I may be misreading, but I worry about breaking the design principle that the previously 'accepted' set is no longer valid and must be retested. Perhaps this is just confusion over wording though. I'm treating new builds to an existing update as completely new builds. They will have -pending and be in the queue for acceptance like all other -pending builds. I don't understand why clearing all previously -accepted builds is required? They've already passed testing, and at any time may be moved into updates-[testing].
There is a slight difference between adding a build and replacing a build (by a newer version). I was talking about the latter one. But in the end it doesn't matter I guess.
I understand your concern and proposed workflow. But depcheck.py doesn't operate on builds, it operates on updates (as opposed to the depcheck script itself). So let's have a hypothetical update:
foo,bar (update) ======= foo (build) bar (build)
When we detect accepted builds, we detect comment for "foo,bar" and hence we proclaim foo and bar as accepted. When we mark some builds as accepted, we mark the whole update, and that makes all builds inside it accepted.

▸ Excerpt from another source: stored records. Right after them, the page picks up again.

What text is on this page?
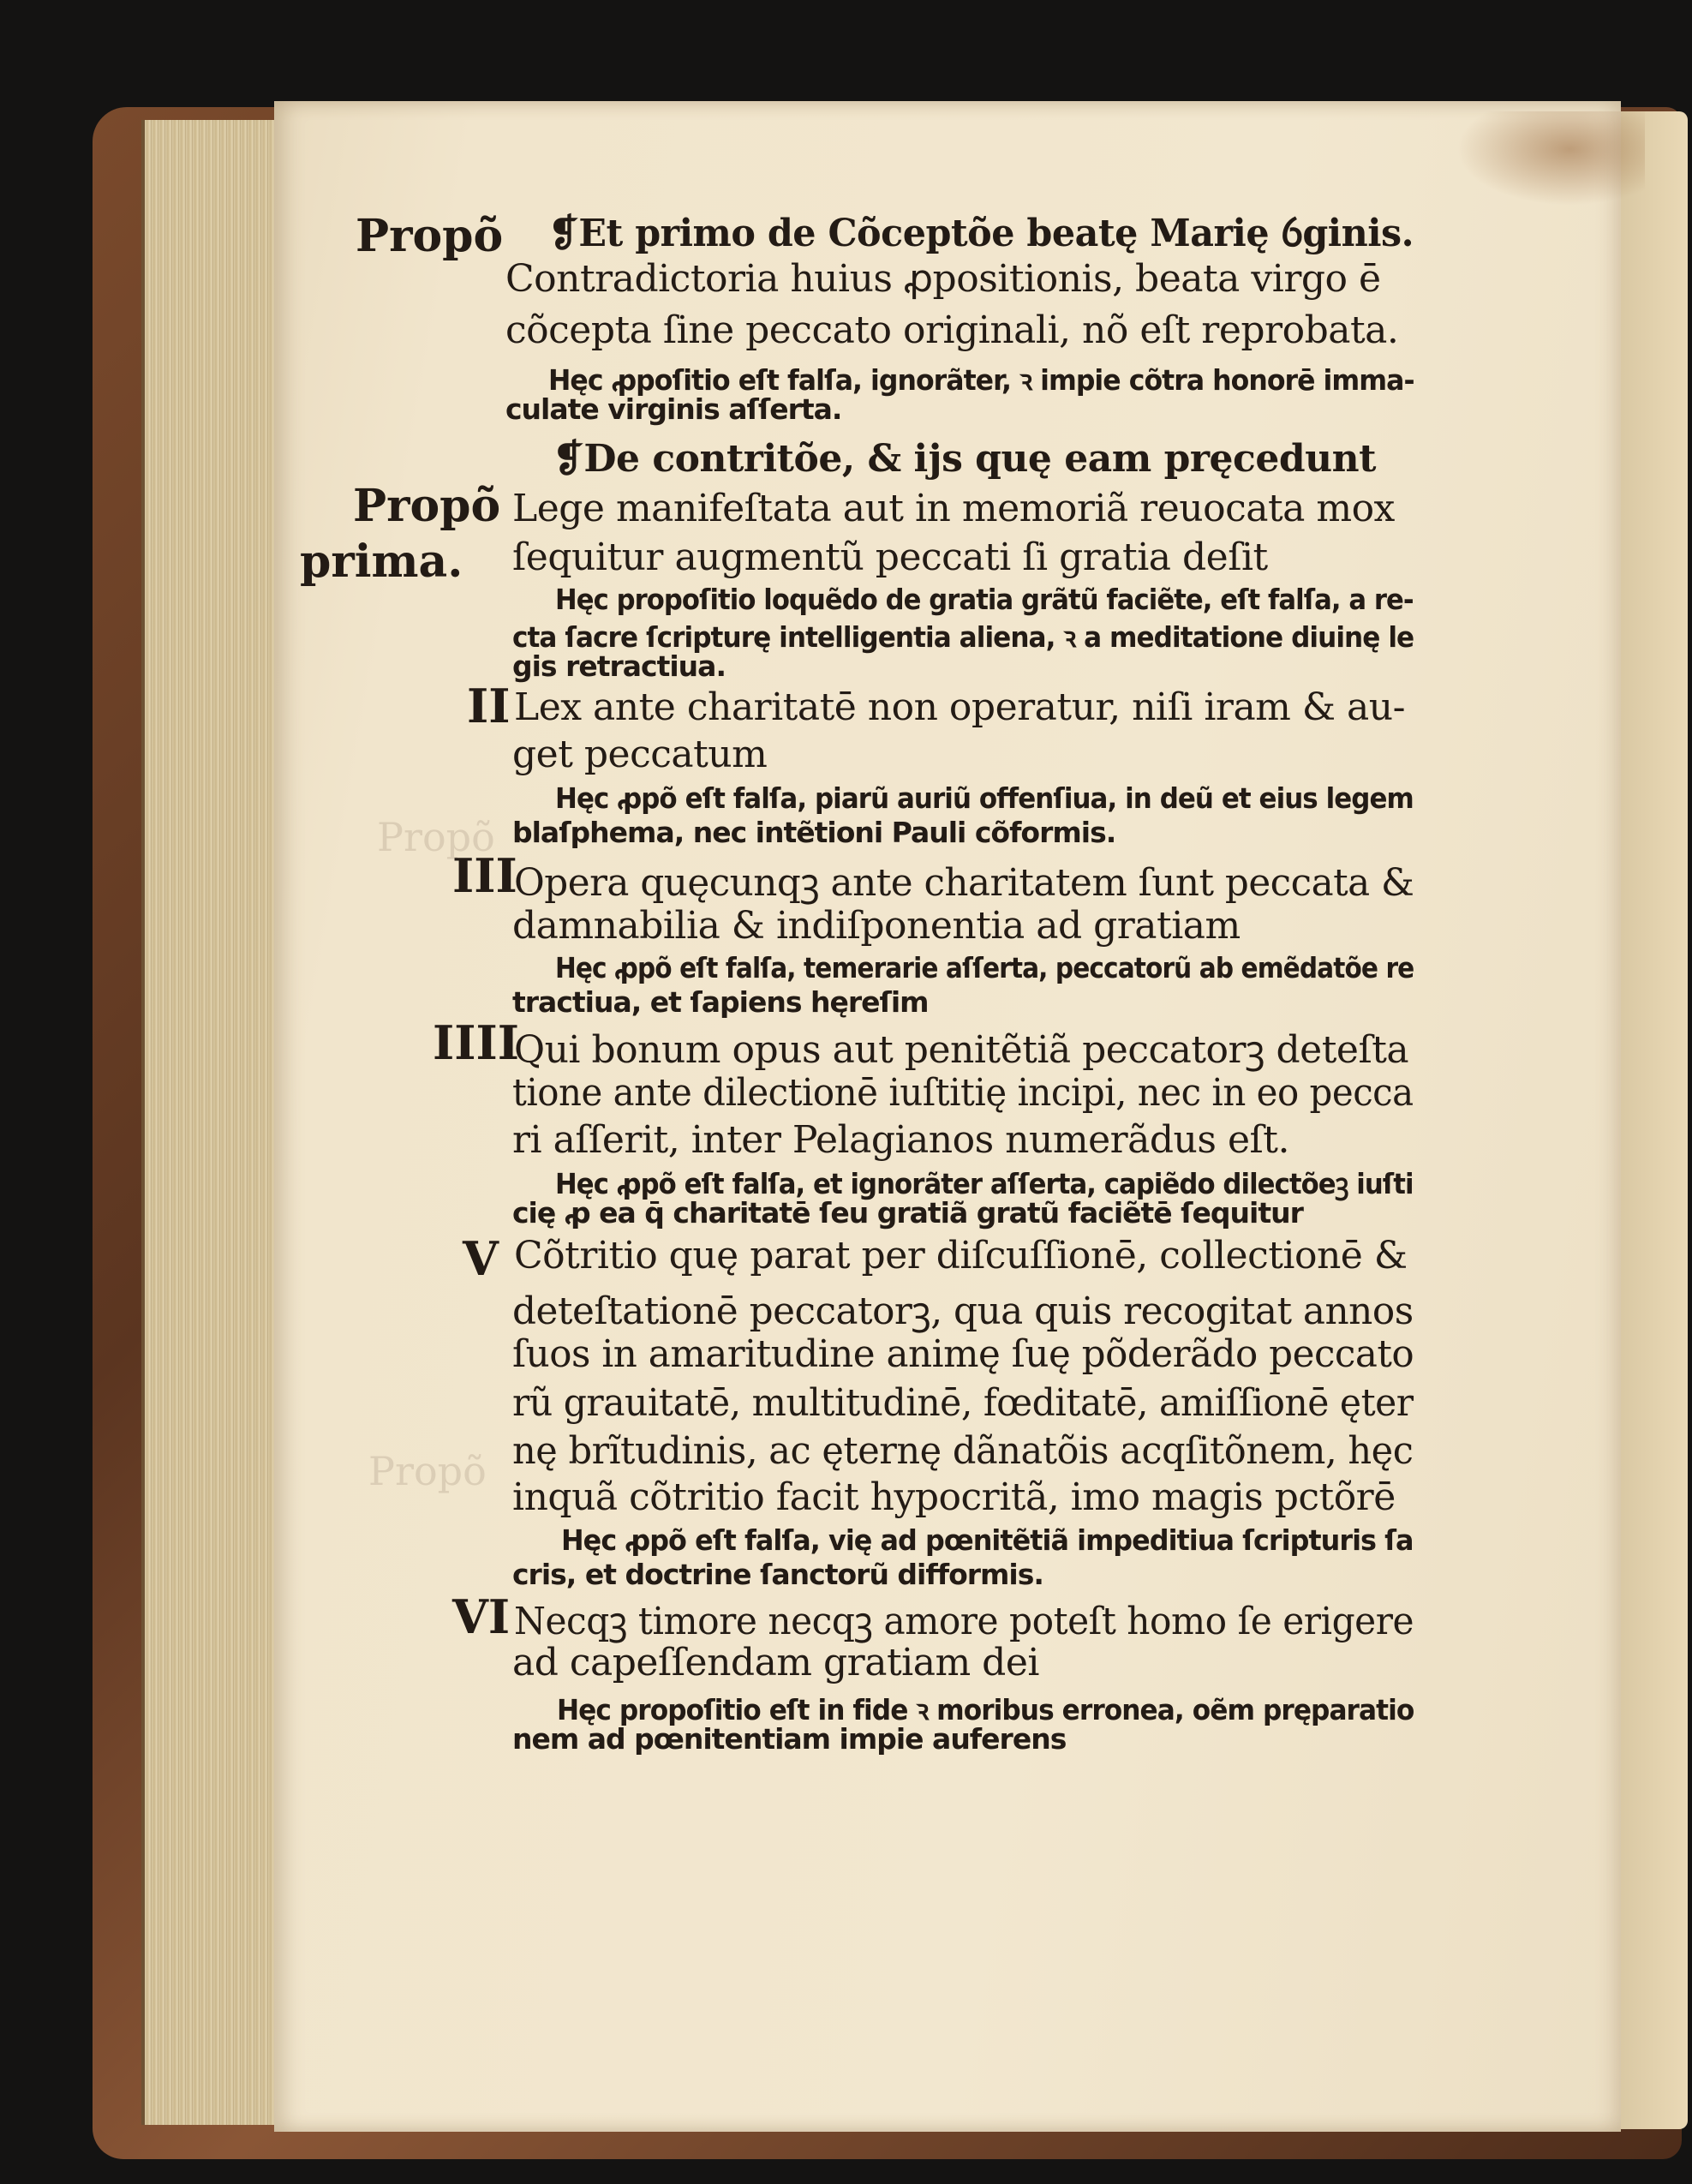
Propõ
Propõ
Propõ
Propõ
prima.
II
III
IIII
V
VI
❡Et primo de Cõceptõe beatę Marię ỽginis.
Contradictoria huius ꝓpositionis, beata virgo ē
cõcepta ſine peccato originali, nõ eſt reprobata.
Hęc ꝓpoſitio eſt falſa, ignorãter, ꝛ impie cõtra honorē imma-
culate virginis aſſerta.
❡De contritõe, & ĳs quę eam pręcedunt
Lege manifeſtata aut in memoriã reuocata mox
ſequitur augmentũ peccati ſi gratia deſit
Hęc propoſitio loquẽdo de gratia grãtũ faciẽte, eſt falſa, a re-
cta ſacre ſcripturę intelligentia aliena, ꝛ a meditatione diuinę le
gis retractiua.
Lex ante charitatē non operatur, niſi iram & au-
get peccatum
Hęc ꝓpõ eſt falſa, piarũ auriũ offenſiua, in deũ et eius legem
blaſphema, nec intẽtioni Pauli cõformis.
Opera quęcunqꝫ ante charitatem ſunt peccata &
damnabilia & indiſponentia ad gratiam
Hęc ꝓpõ eſt falſa, temerarie aſſerta, peccatorũ ab emẽdatõe re
tractiua, et ſapiens hęreſim
Qui bonum opus aut penitẽtiã peccatorꝫ deteſta
tione ante dilectionē iuſtitię incipi, nec in eo pecca
ri aſſerit, inter Pelagianos numerãdus eſt.
Hęc ꝓpõ eſt falſa, et ignorãter aſſerta, capiẽdo dilectõeꝫ iuſti
cię ꝓ ea q̄ charitatē ſeu gratiã gratũ faciẽtē ſequitur
Cõtritio quę parat per diſcuſſionē, collectionē &
deteſtationē peccatorꝫ, qua quis recogitat annos
ſuos in amaritudine animę ſuę põderãdo peccato
rũ grauitatē, multitudinē, fœditatē, amiſſionē ęter
nę brĩtudinis, ac ęternę dãnatõis acqſitõnem, hęc
inquã cõtritio facit hypocritã, imo magis pctõrē
Hęc ꝓpõ eſt falſa, vię ad pœnitẽtiã impeditiua ſcripturis ſa
cris, et doctrine ſanctorũ difformis.
Necqꝫ timore necqꝫ amore poteſt homo ſe erigere
ad capeſſendam gratiam dei
Hęc propoſitio eſt in fide ꝛ moribus erronea, oẽm pręparatio
nem ad pœnitentiam impie auferens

We don't operate on builds. We simply don't have any approach how to distinguish that foo is accepted, but bar is not (e.g. because it was added later). We do per-update testing. Now. We could probably do per-build testing once we have ResultsDB. Then your approach would be possible.
Still, two problems remain: 1. Your approach works when 'bar' is added to the update. But if I replace 'bar-1' by 'bar-2', I can't claim 'foo' is accepted. It can have broken dependency now. => If one update may become broken, other updates may become broken too.
2. Even if we could claim that 'foo' is accepted and 'bar' is not, how the RelEng team can push the update? Does it make even sense?
What exactly is wrong about emptying the accepted set, if we don't spam maintainers? Of course I don't want to empty the set if it is not needed, but if we change an already accepted update, I don't see another way.
Also, I think in the future we won't interact with maintainers much. I think depcheck and upgradepath will be mainly RelEng-related tests ("give the proposed updates subset I can push"). The package maintainers will just receive some notice like "Your update was not pushed because...". But those details are not much important right now.